El inspector preguntó por el tema del prendedor.

—No era más que una horquilla larga con la que me sujetaba el pelo. Normal y corriente —dijo ella.

—¿Es esta? —le preguntó el inspector Sancho enseñándole la foto del arma del crimen.

—Sí —dijo ella—. ¿Cómo la han encontrado?

—Eso no importa —le cortó seco—. Lo que importa es que usted la identifique. ¿Puede usted darme alguna seña particular de este artilugio?

—Sí. Le faltan dos perlas en la parte de arriba, donde tiene la flor esa de plata.

El inspector mandó a por la prueba ya que no se veía ese detalle en la fotografía. Cuando abrieron el sobre cayó el prendedor y en efecto le faltaban dos perlas a la flor.
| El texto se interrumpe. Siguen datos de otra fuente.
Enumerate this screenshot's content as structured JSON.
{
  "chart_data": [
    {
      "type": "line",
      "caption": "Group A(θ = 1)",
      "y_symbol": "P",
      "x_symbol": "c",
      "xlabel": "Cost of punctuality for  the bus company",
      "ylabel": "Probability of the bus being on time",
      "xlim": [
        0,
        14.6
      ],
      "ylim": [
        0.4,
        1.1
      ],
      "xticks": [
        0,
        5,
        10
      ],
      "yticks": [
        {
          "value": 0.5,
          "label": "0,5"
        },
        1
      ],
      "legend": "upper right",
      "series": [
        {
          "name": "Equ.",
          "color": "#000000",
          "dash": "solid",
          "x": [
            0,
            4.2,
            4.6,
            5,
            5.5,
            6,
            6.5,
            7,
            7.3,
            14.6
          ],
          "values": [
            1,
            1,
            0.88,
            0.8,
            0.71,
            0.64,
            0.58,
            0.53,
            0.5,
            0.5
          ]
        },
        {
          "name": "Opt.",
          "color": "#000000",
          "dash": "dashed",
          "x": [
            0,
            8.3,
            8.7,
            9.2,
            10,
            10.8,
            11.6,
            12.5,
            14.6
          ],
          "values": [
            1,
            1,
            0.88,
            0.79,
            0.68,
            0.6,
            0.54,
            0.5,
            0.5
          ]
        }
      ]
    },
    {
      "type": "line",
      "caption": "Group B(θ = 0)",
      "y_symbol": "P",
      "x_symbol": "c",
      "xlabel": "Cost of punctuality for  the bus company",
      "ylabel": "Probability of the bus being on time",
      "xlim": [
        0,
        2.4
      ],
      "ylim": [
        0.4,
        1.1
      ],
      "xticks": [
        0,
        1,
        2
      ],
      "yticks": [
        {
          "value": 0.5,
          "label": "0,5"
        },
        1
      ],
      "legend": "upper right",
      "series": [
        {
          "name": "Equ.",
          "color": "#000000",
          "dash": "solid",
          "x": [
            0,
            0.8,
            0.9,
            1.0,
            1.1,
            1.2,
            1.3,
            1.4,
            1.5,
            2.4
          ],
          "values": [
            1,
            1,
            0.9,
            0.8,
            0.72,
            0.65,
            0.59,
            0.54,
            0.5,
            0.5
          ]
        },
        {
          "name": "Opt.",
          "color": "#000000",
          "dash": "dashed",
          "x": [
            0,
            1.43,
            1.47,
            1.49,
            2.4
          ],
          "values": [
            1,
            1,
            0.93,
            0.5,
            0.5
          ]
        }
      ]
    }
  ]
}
Sin duda era el suyo.

Ya tenía al asesino.

Cuatro policías de uniforme se presentaron en la agencia de mudanzas y se lo llevaron detenido.

Ya en la comisaría y con todos los hilos trenzados empezaron a interrogarlo. Más que interrogarlo lo asediaron a preguntas durante más de quince horas. Los tres policías que habían intervenido, Gámez, Antúnez y el propio comisario Sancho, se fueron turnando para hacer que aquella roca de muchacho se derrumbara.

No parecía que nada le afectara. Ni las súplicas, ni que estuviera sin dormir todo el tiempo, ni que se hubiera meado encima… Nada.

El inspector Sancho cambió de táctica. Si con él no podían, atacaría directamente a su hermana.

—Trae a la chica. Los pondremos juntos y a ver qué pasa.

Dio en la diana. En cuanto estuvieron juntos, le dijeron que su hermana estaba detenida y que le iban a dar garrote vil por asesina. Entonces se rompió. No podía consentir que culparan a su hermana por algo que no había hecho.

—Se lo contaré todo. Pero deje libre a mi hermana. Ella no sabe nada de lo que pasó.

—Cuéntamelo todo y después veremos qué hago.

—Me lo tiene que prometer.

—Si ella no sabía nada, no te preocupes que quedará libre.

—Está bien. Se lo contaré todo. Mi hermana vino al pueblo.

—Lorenzo, vente a Valencia que tengo un problema gordo.

—¿Cómo de gordo?

—Cada día más.

—No me digas que estás preñada.

—Sí. Y el padre no quiere saber nada. Al principio decía que sí, que se separaría de la mujer y nos marcharíamos juntos, pero ahora dice que no.

—Iré y hablaré con él. A ver qué pasa.

Y llegué a Valencia. Unos familiares me encontraron faena en las mudanzas. Un día me lo encaré a la salida del hospital.

—¿Qué dices, churro?

—Que soy el hermano de Laura y quiero saber cuáles son sus intenciones.

—Déjame en paz. Tu hermana se dejó y le ha pasado lo que le ha pasado.

—Pero ella dice que usted se iba a ir con ella…

—¡Qué más quisiera ella! Lárgate o llamo a un guardia.

Luego le dije a mi hermana que quedara con él en el cine, tal día a tal hora. Yo estaba detrás del médico aquel de mierda cuando pidió los asientos y pedí justo los de detrás. La taquillera me los dio sin decir nada y me dispuse a esperar el momento de matarlo. Le juro que no sabía cómo iba a hacerlo pero la suerte hizo que apareciera aquella muchacha, la Andrea, que además llevaba el prendedor y se me ocurrió: se lo clavaría por la oreja.

Cuando se descubrió toda la trama, el periódico Las Provincias sacó una portada que todavía hoy, noventa años después, puede verse en un cuadro a la entrada del cine.